The initial batch covers 52 per cent of the up to 86 million barrels the administration announced last week it planned to lend. Ultimately, the US aims to lend 172 million barrels for delivery throughout this year and into next.
Companies awarded the initial SPR loans include BP Products North America, Gunvor USA, Marathon Petroleum, and Shell Trading, the Energy Department said in a statement.
The loans are part of an agreement with 32 countries in the International Energy Agency to release 400 million barrels of oil from reserves.
The war launched by the US and Israel on February 28 has pushed crude prices to their highest since the start of Russia's invasion of Ukraine.

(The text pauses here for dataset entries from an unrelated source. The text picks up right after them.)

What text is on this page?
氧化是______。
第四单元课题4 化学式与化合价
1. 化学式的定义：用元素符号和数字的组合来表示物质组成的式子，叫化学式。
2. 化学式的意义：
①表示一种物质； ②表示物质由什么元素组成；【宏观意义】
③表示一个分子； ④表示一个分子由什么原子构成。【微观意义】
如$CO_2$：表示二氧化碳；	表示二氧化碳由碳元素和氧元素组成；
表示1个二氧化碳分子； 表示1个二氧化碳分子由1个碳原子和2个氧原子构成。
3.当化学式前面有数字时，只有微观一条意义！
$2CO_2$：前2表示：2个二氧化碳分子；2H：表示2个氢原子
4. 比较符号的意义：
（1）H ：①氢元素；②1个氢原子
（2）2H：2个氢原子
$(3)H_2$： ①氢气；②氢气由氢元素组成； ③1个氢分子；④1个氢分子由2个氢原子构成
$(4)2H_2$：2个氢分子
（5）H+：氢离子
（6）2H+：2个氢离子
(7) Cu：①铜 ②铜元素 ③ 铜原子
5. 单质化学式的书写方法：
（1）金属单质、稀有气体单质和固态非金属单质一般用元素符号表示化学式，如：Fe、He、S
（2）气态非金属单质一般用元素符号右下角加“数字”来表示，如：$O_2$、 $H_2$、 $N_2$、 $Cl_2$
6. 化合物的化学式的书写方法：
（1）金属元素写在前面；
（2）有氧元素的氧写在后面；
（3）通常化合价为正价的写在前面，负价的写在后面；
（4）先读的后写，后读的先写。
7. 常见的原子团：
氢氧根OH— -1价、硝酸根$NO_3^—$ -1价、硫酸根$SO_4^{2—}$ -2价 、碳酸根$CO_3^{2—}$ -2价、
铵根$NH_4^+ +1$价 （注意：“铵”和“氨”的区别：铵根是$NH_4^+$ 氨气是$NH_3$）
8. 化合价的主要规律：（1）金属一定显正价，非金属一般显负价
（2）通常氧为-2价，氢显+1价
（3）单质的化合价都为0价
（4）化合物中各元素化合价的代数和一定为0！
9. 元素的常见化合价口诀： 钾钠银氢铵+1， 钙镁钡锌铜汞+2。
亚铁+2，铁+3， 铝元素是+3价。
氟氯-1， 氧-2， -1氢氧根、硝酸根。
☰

Companies will return the oil with extra barrels as a premium, a system the Energy Department says was meant to stabilise markets "at no cost to American taxpayers." The structure of the swap is unusual in that it required companies to pay a premium of 18 per cent to 22 per cent in oil. Bidders could offer to pay back even more oil in hopes of ​winning contracts.
The process will eventually add nearly 10 million barrels to the SPR for the first batch, the department said.

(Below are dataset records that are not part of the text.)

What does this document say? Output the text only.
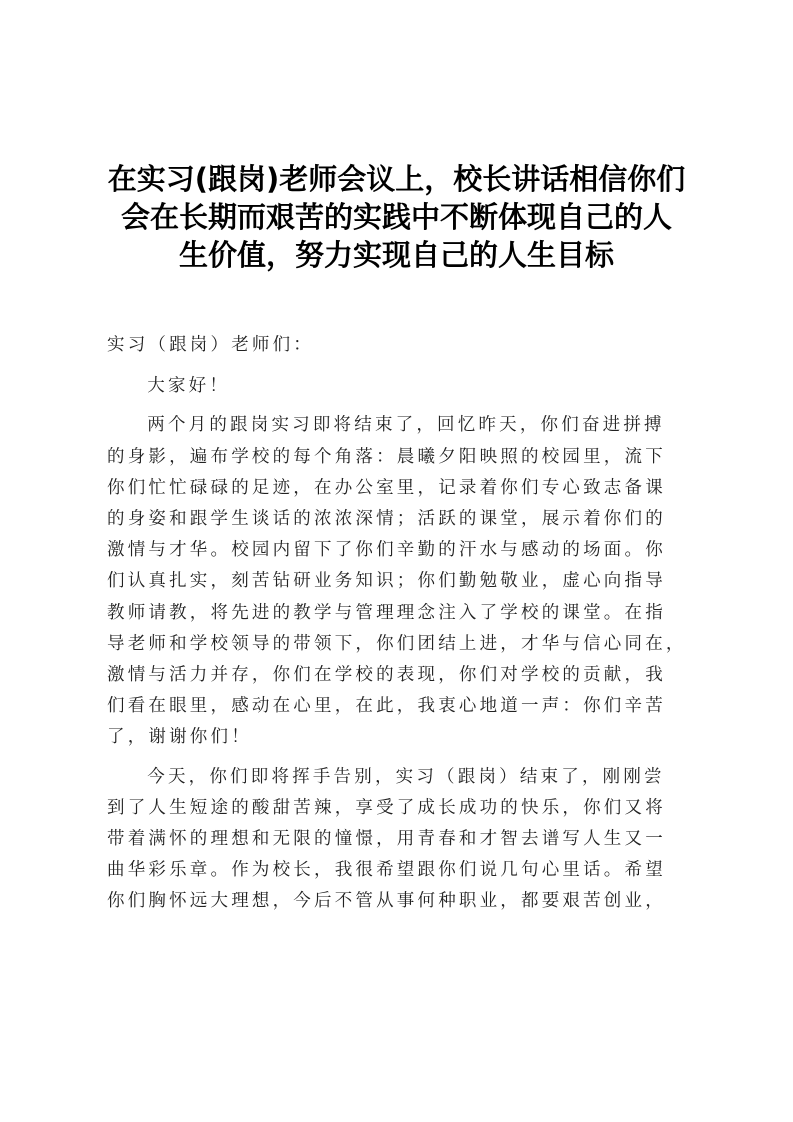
在实习(跟岗)老师会议上，校长讲话相信你们
会在长期而艰苦的实践中不断体现自己的人
生价值，努力实现自己的人生目标

实习（跟岗）老师们：

大家好！

两个月的跟岗实习即将结束了，回忆昨天，你们奋进拼搏
的身影，遍布学校的每个角落：晨曦夕阳映照的校园里，流下
你们忙忙碌碌的足迹，在办公室里，记录着你们专心致志备课
的身姿和跟学生谈话的浓浓深情；活跃的课堂，展示着你们的
激情与才华。校园内留下了你们辛勤的汗水与感动的场面。你
们认真扎实，刻苦钻研业务知识；你们勤勉敬业，虚心向指导
教师请教，将先进的教学与管理理念注入了学校的课堂。在指
导老师和学校领导的带领下，你们团结上进，才华与信心同在，
激情与活力并存，你们在学校的表现，你们对学校的贡献，我
们看在眼里，感动在心里，在此，我衷心地道一声：你们辛苦
了，谢谢你们！

今天，你们即将挥手告别，实习（跟岗）结束了，刚刚尝
到了人生短途的酸甜苦辣，享受了成长成功的快乐，你们又将
带着满怀的理想和无限的憧憬，用青春和才智去谱写人生又一
曲华彩乐章。作为校长，我很希望跟你们说几句心里话。希望
你们胸怀远大理想，今后不管从事何种职业，都要艰苦创业，
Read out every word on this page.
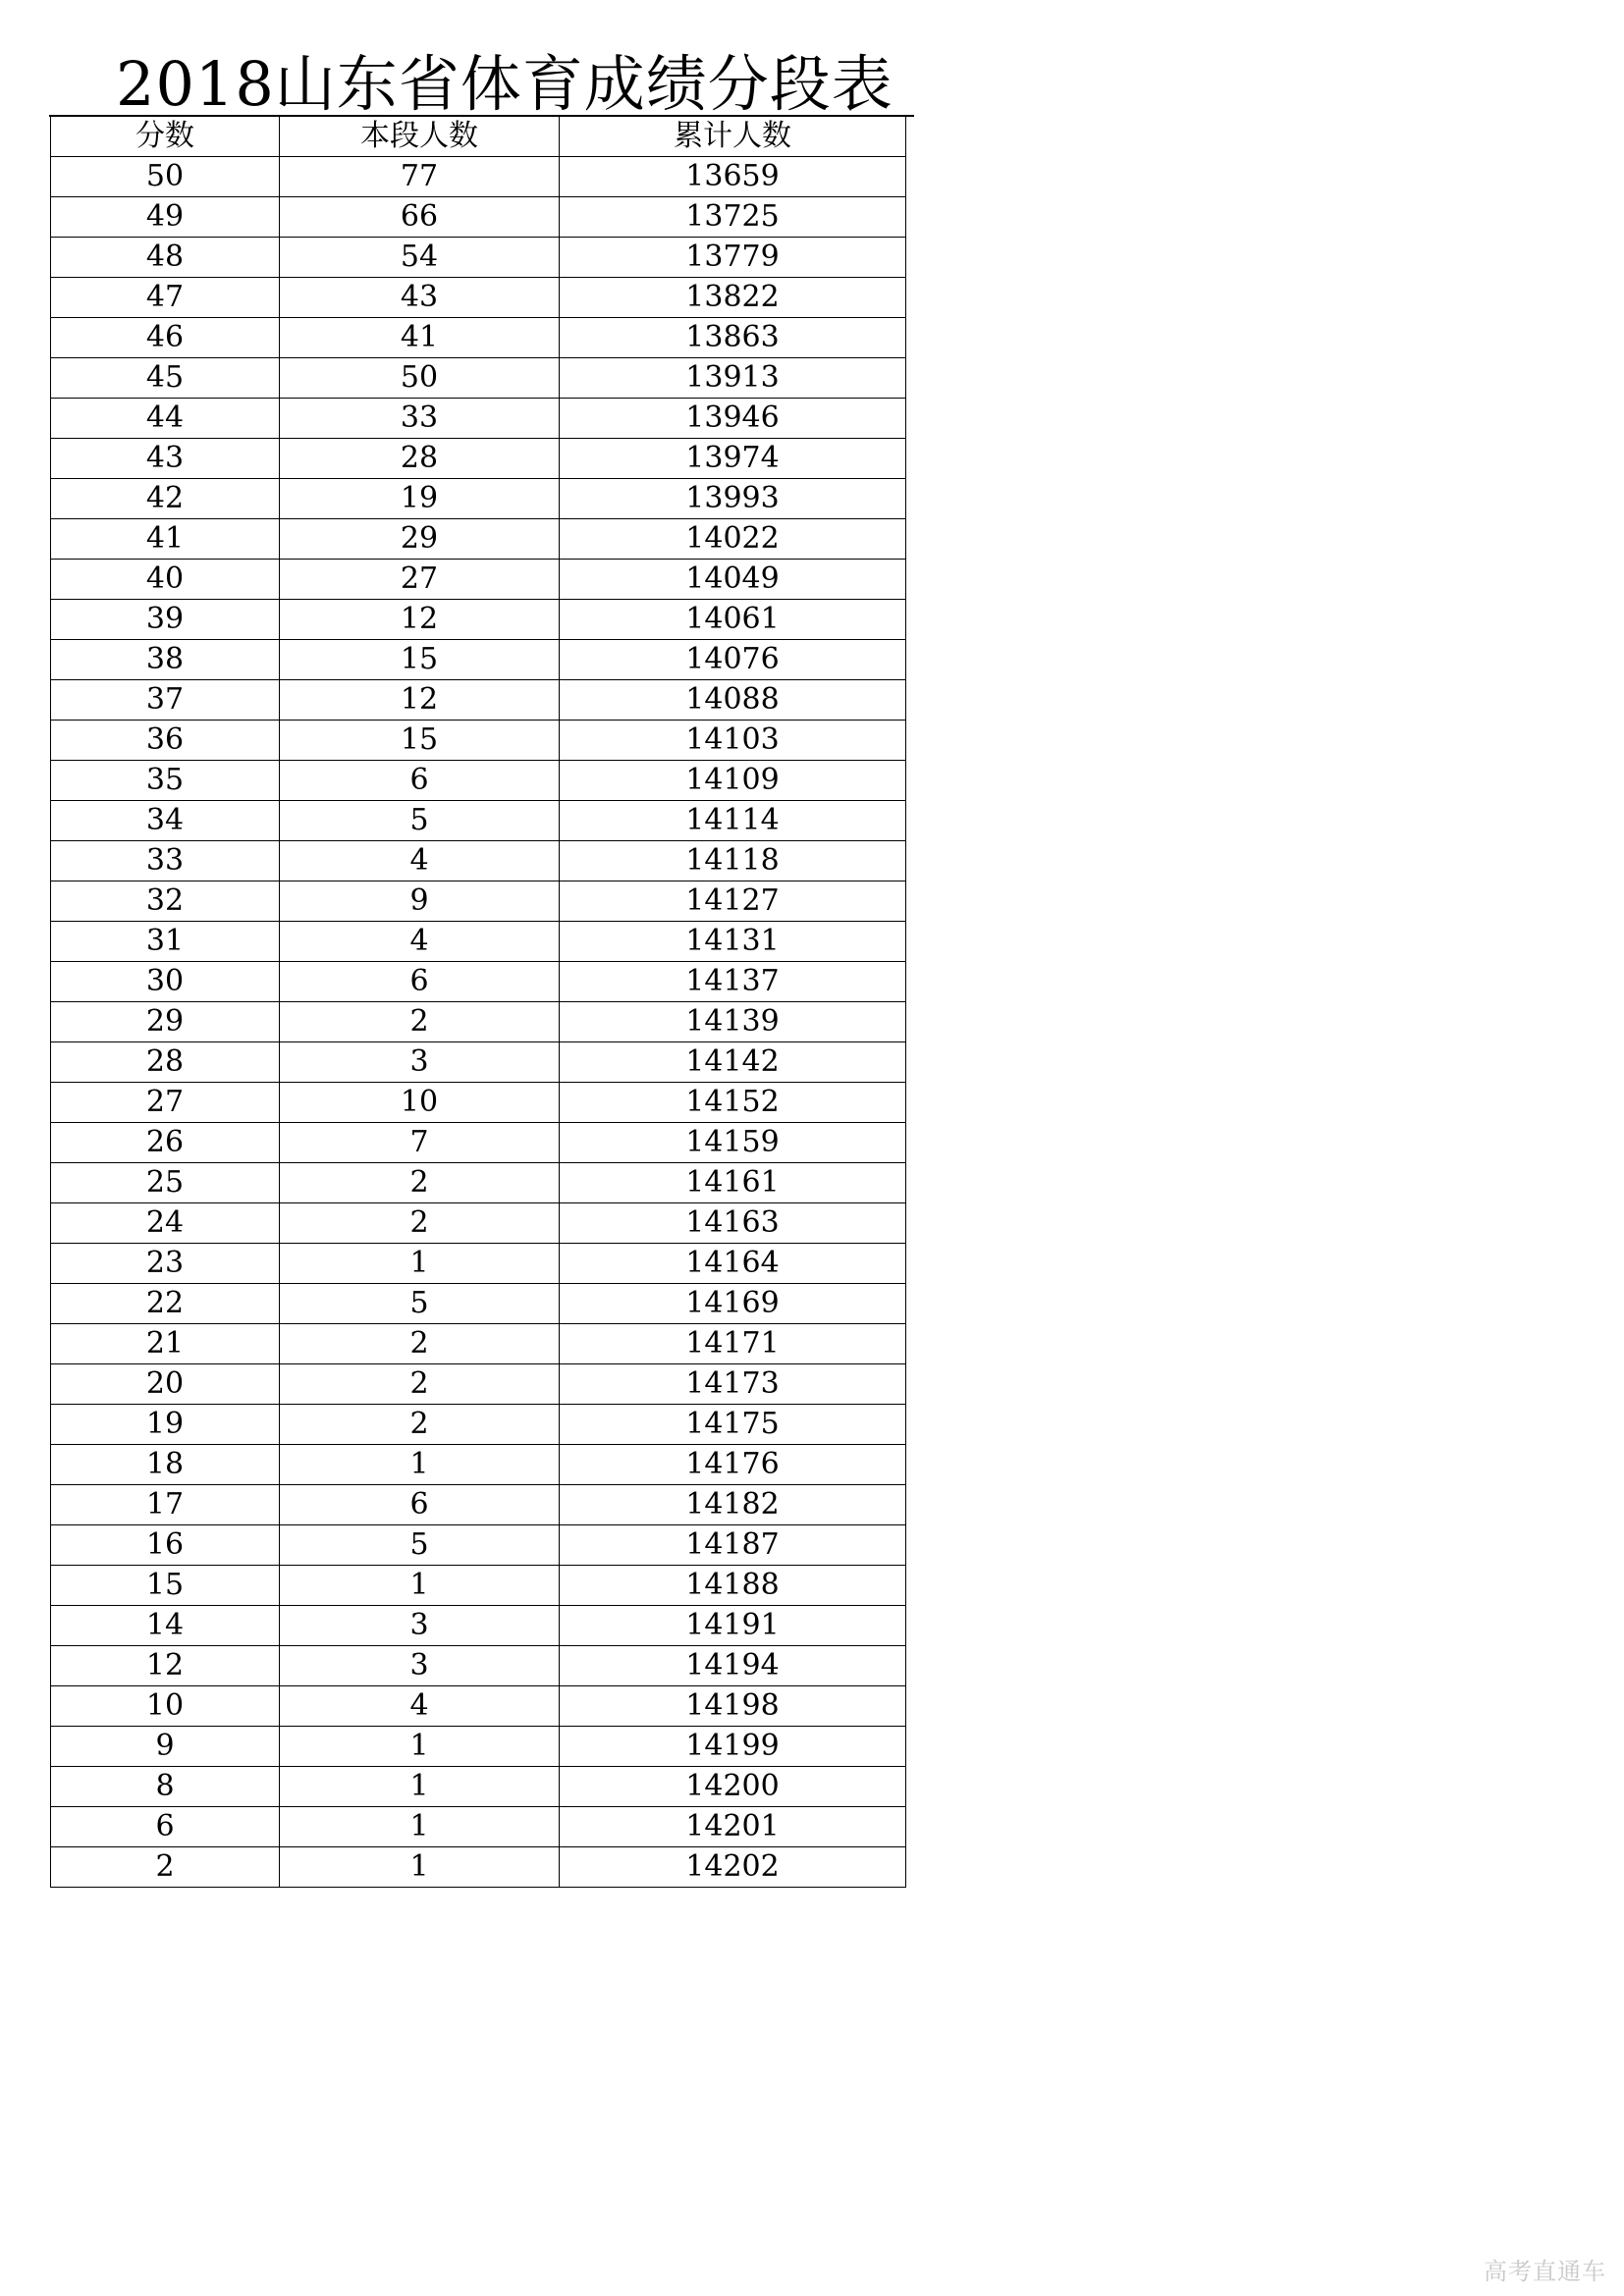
2018山东省体育成绩分段表
分数	本段人数	累计人数
50	77	13659
49	66	13725
48	54	13779
47	43	13822
46	41	13863
45	50	13913
44	33	13946
43	28	13974
42	19	13993
41	29	14022
40	27	14049
39	12	14061
38	15	14076
37	12	14088
36	15	14103
35	6	14109
34	5	14114
33	4	14118
32	9	14127
31	4	14131
30	6	14137
29	2	14139
28	3	14142
27	10	14152
26	7	14159
25	2	14161
24	2	14163
23	1	14164
22	5	14169
21	2	14171
20	2	14173
19	2	14175
18	1	14176
17	6	14182
16	5	14187
15	1	14188
14	3	14191
12	3	14194
10	4	14198
9	1	14199
8	1	14200
6	1	14201
2	1	14202
高考直通车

Other companies that have been awarded contracts as of Friday are Energy Transfer Crude Marketing, Mercuria Energy America, Trafigura Trading and Vitol.
The SPR, held in underground caverns on the Texas and Louisiana coasts, holds about 415 million barrels of crude, more than the world uses in four days.
The US aims eventually to exchange 172 million barrels from the SPR, and expects oil companies to return about 200 million barrels, including the premium.